Debate without stalemate

Biniaz wears her eminence lightly. Sitting at the head of the table, silver hair held in a bobby-pinned bun, a cardigan draped over her shoulders, she affably greeted the students as they trickled in. Once everyone was present, Biniaz, playing the role of chair, brought the room to order.

Nico Esguerra, an M.A. student at the Jackson Institute and course assistant, who served as secretariat, projected the draft text onto a screen and transcribed the delegates’ proposed amendments.

Almost immediately, disagreements emerged.

The U.S. team suggested lopping off a reference to “principles” in the first sentence. Amendments were added to amendments. Saudi Arabia proposed an additional paragraph introducing the concept of “common but differentiated responsibilities.” Ripples of dissent were heard from the U.S. and Japanese teams.

The discussion was five minutes old.

“We are getting further away from consensus rather than closer to it,” Biniaz observed. “Any problem-solving suggestions?”
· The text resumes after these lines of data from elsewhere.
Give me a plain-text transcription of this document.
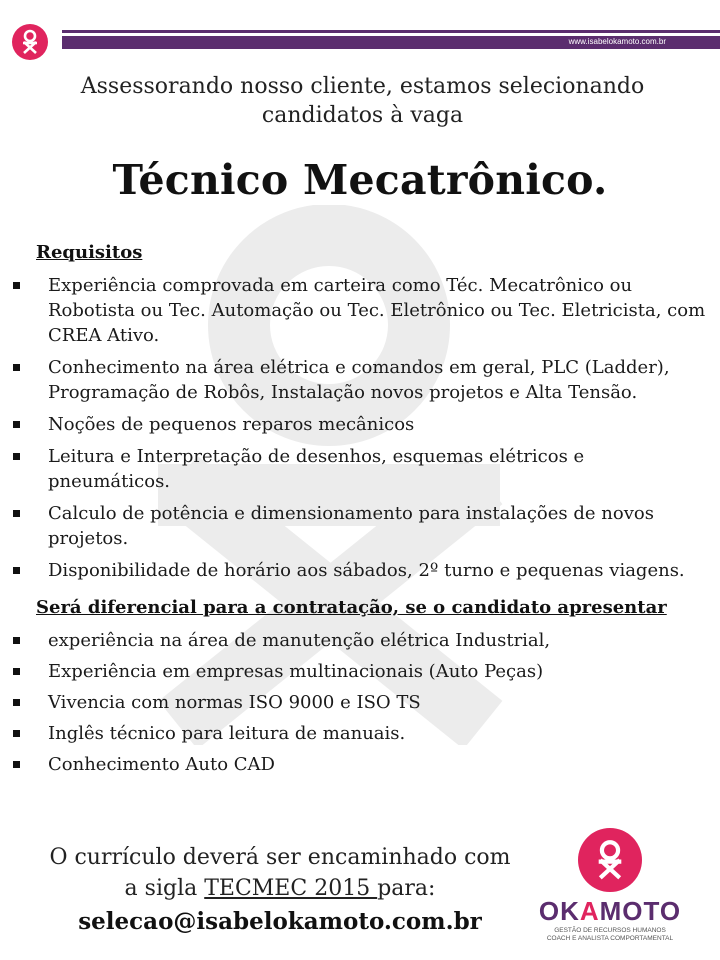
www.isabelokamoto.com.br
Assessorando nosso cliente, estamos selecionando
candidatos à vaga
Técnico Mecatrônico.
Requisitos
Experiência comprovada em carteira como Téc. Mecatrônico ou Robotista ou Tec. Automação ou Tec. Eletrônico ou Tec. Eletricista, com CREA Ativo.
Conhecimento na área elétrica e comandos em geral, PLC (Ladder), Programação de Robôs, Instalação novos projetos e Alta Tensão.
Noções de pequenos reparos mecânicos
Leitura e Interpretação de desenhos, esquemas elétricos e pneumáticos.
Calculo de potência e dimensionamento para instalações de novos projetos.
Disponibilidade de horário aos sábados, 2º turno e pequenas viagens.
Será diferencial para a contratação, se o candidato apresentar
experiência na área de manutenção elétrica Industrial,
Experiência em empresas multinacionais (Auto Peças)
Vivencia com normas ISO 9000 e ISO TS
Inglês técnico para leitura de manuais.
Conhecimento Auto CAD
O currículo deverá ser encaminhado com
a sigla TECMEC 2015 para:
selecao@isabelokamoto.com.br	OKAMOTO
GESTÃO DE RECURSOS HUMANOS
COACH E ANALISTA COMPORTAMENTAL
When the stalemate persisted, Biniaz sent representatives from Japan, the U.S., Saudi Arabia, Russia, and Brazil into the hallway to keep haggling over the first paragraph while the rest of the class carried on through the document.

“That’s very real-life,” Biniaz told the class. “It’s a way of making the negotiation move along.”
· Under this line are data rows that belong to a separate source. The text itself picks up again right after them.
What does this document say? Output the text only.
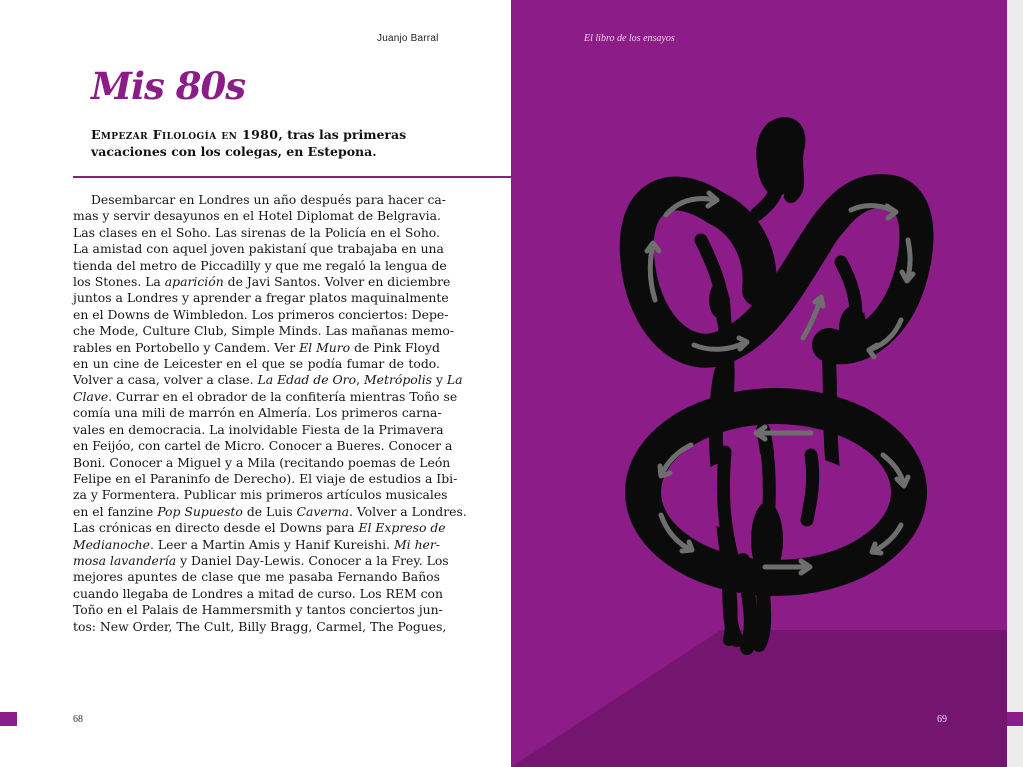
Juanjo Barral
Mis 80s
Empezar Filología en 1980, tras las primeras
vacaciones con los colegas, en Estepona.
Desembarcar en Londres un año después para hacer ca-
mas y servir desayunos en el Hotel Diplomat de Belgravia.
Las clases en el Soho. Las sirenas de la Policía en el Soho.
La amistad con aquel joven pakistaní que trabajaba en una
tienda del metro de Piccadilly y que me regaló la lengua de
los Stones. La aparición de Javi Santos. Volver en diciembre
juntos a Londres y aprender a fregar platos maquinalmente
en el Downs de Wimbledon. Los primeros conciertos: Depe-
che Mode, Culture Club, Simple Minds. Las mañanas memo-
rables en Portobello y Candem. Ver El Muro de Pink Floyd
en un cine de Leicester en el que se podía fumar de todo.
Volver a casa, volver a clase. La Edad de Oro, Metrópolis y La
Clave. Currar en el obrador de la confitería mientras Toño se
comía una mili de marrón en Almería. Los primeros carna-
vales en democracia. La inolvidable Fiesta de la Primavera
en Feijóo, con cartel de Micro. Conocer a Bueres. Conocer a
Boni. Conocer a Miguel y a Mila (recitando poemas de León
Felipe en el Paraninfo de Derecho). El viaje de estudios a Ibi-
za y Formentera. Publicar mis primeros artículos musicales
en el fanzine Pop Supuesto de Luis Caverna. Volver a Londres.
Las crónicas en directo desde el Downs para El Expreso de
Medianoche. Leer a Martin Amis y Hanif Kureishi. Mi her-
mosa lavandería y Daniel Day-Lewis. Conocer a la Frey. Los
mejores apuntes de clase que me pasaba Fernando Baños
cuando llegaba de Londres a mitad de curso. Los REM con
Toño en el Palais de Hammersmith y tantos conciertos jun-
tos: New Order, The Cult, Billy Bragg, Carmel, The Pogues,
68
El libro de los ensayos
69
Biniaz is no stranger to protracted arguments over recondite terms. In 2011, it was she who successfully ended that year’s climate summit in Durban, South Africa, which had dragged into overtime, by proposing that the phrase “legal outcome” be replaced with “agreed outcome with legal force,” according to Todd Stern, who was then the senior American climate change envoy.

“That was the last sticking point,” he told the New York Times at the time. “And then we were done.”
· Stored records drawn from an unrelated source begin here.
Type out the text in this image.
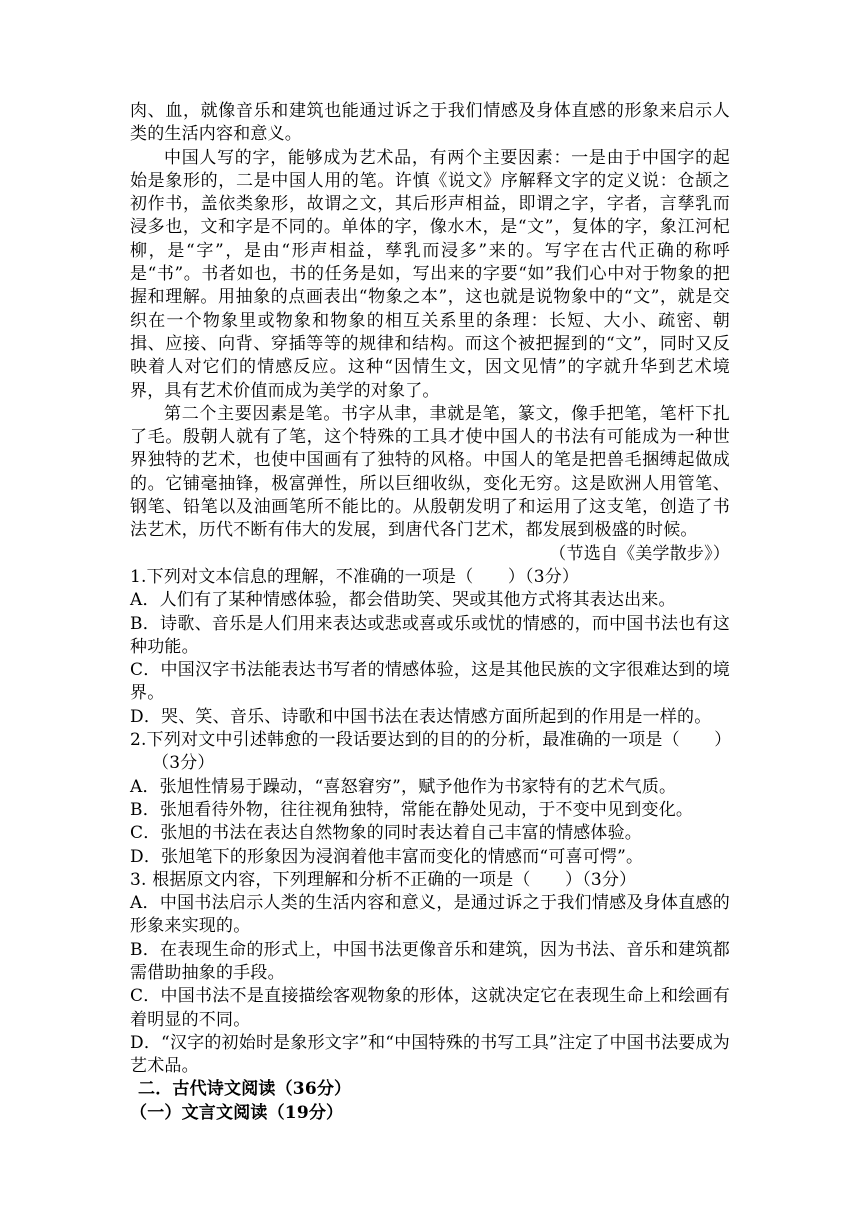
肉、血，就像音乐和建筑也能通过诉之于我们情感及身体直感的形象来启示人类的生活内容和意义。

中国人写的字，能够成为艺术品，有两个主要因素：一是由于中国字的起始是象形的，二是中国人用的笔。许慎《说文》序解释文字的定义说：仓颉之初作书，盖依类象形，故谓之文，其后形声相益，即谓之字，字者，言孳乳而浸多也，文和字是不同的。单体的字，像水木，是“文”，复体的字，象江河杞柳，是“字”，是由“形声相益，孳乳而浸多”来的。写字在古代正确的称呼是“书”。书者如也，书的任务是如，写出来的字要“如”我们心中对于物象的把握和理解。用抽象的点画表出“物象之本”，这也就是说物象中的“文”，就是交织在一个物象里或物象和物象的相互关系里的条理：长短、大小、疏密、朝揖、应接、向背、穿插等等的规律和结构。而这个被把握到的“文”，同时又反映着人对它们的情感反应。这种“因情生文，因文见情”的字就升华到艺术境界，具有艺术价值而成为美学的对象了。

第二个主要因素是笔。书字从聿，聿就是笔，篆文，像手把笔，笔杆下扎了毛。殷朝人就有了笔，这个特殊的工具才使中国人的书法有可能成为一种世界独特的艺术，也使中国画有了独特的风格。中国人的笔是把兽毛捆缚起做成的。它铺毫抽锋，极富弹性，所以巨细收纵，变化无穷。这是欧洲人用管笔、钢笔、铅笔以及油画笔所不能比的。从殷朝发明了和运用了这支笔，创造了书法艺术，历代不断有伟大的发展，到唐代各门艺术，都发展到极盛的时候。

（节选自《美学散步》）

1.下列对文本信息的理解，不准确的一项是（　　）（3分）

A．人们有了某种情感体验，都会借助笑、哭或其他方式将其表达出来。

B．诗歌、音乐是人们用来表达或悲或喜或乐或忧的情感的，而中国书法也有这种功能。

C．中国汉字书法能表达书写者的情感体验，这是其他民族的文字很难达到的境界。

D．哭、笑、音乐、诗歌和中国书法在表达情感方面所起到的作用是一样的。

2.下列对文中引述韩愈的一段话要达到的目的的分析，最准确的一项是（　　）

（3分）

A．张旭性情易于躁动，“喜怒窘穷”，赋予他作为书家特有的艺术气质。

B．张旭看待外物，往往视角独特，常能在静处见动，于不变中见到变化。

C．张旭的书法在表达自然物象的同时表达着自己丰富的情感体验。

D．张旭笔下的形象因为浸润着他丰富而变化的情感而“可喜可愕”。

3. 根据原文内容，下列理解和分析不正确的一项是（　　）（3分）

A．中国书法启示人类的生活内容和意义，是通过诉之于我们情感及身体直感的形象来实现的。

B．在表现生命的形式上，中国书法更像音乐和建筑，因为书法、音乐和建筑都需借助抽象的手段。

C．中国书法不是直接描绘客观物象的形体，这就决定它在表现生命上和绘画有着明显的不同。

D．“汉字的初始时是象形文字”和“中国特殊的书写工具”注定了中国书法要成为艺术品。

二．古代诗文阅读（36分）

（一）文言文阅读（19分）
For the student teams, negotiations again stalled when they reached the third section of the preambulatory text:

“Emphasizing the urgency of addressing climate change, including deep cuts in global emissions.”

By then the teams’ positions — provided by Biniaz to provoke friction but also leave room for compromise — had snapped into focus. The United States resisted the notion that developed countries be held primarily accountable for runaway global emissions; China pushed back on developing countries shouldering responsibility for a problem they didn’t create; Saudi Arabia introduced doubt over whether climate change was a problem.

Before long, the section had morphed into tortured free verse:

“Emphasizing [the urgency of addressing] climate change [through adaptation efforts [as appropriate] and/, including/such as] deep cuts in global emissions [[led] by developed countries[/mature economies] [and other countries]/Annex 1 countries/high carbon-emitting countries/from all parties/including emerging countries/taking into consideration the concerns of developing countries in regards to the economic development and poverty elimination goals] [while noting the extraordinary situation for developing countries] [with emphasis on equity].”

Biniaz signaled that it was time to move on. Out into the hallway went the paragraph.

As the clock ticked, Biniaz prodded the students to use language that would promote consensus. “Try to make proposals that will get agreement from other countries,” she urged them. “We all know your negotiating positions now.”

The entreaty worked. Concessions came swiftly. And with minutes left, the class returned to the third paragraph of the preambulatory text, settling on a multi-claused compromise:

“Emphasizing the importance of addressing climate change, through adaptation efforts, and cuts in global emissions, from all Parties, with developed countries taking the lead and other Parties contributing.”

“It quickly became clear that climate negotiations are a bit like eight people playing tug-of-war with an octopus,” said Martin Wolf, a postdoctoral associate at the Yale School of the Environment and member of the Saudi Arabia delegation. “No one quite gets what they want — especially the octopus!”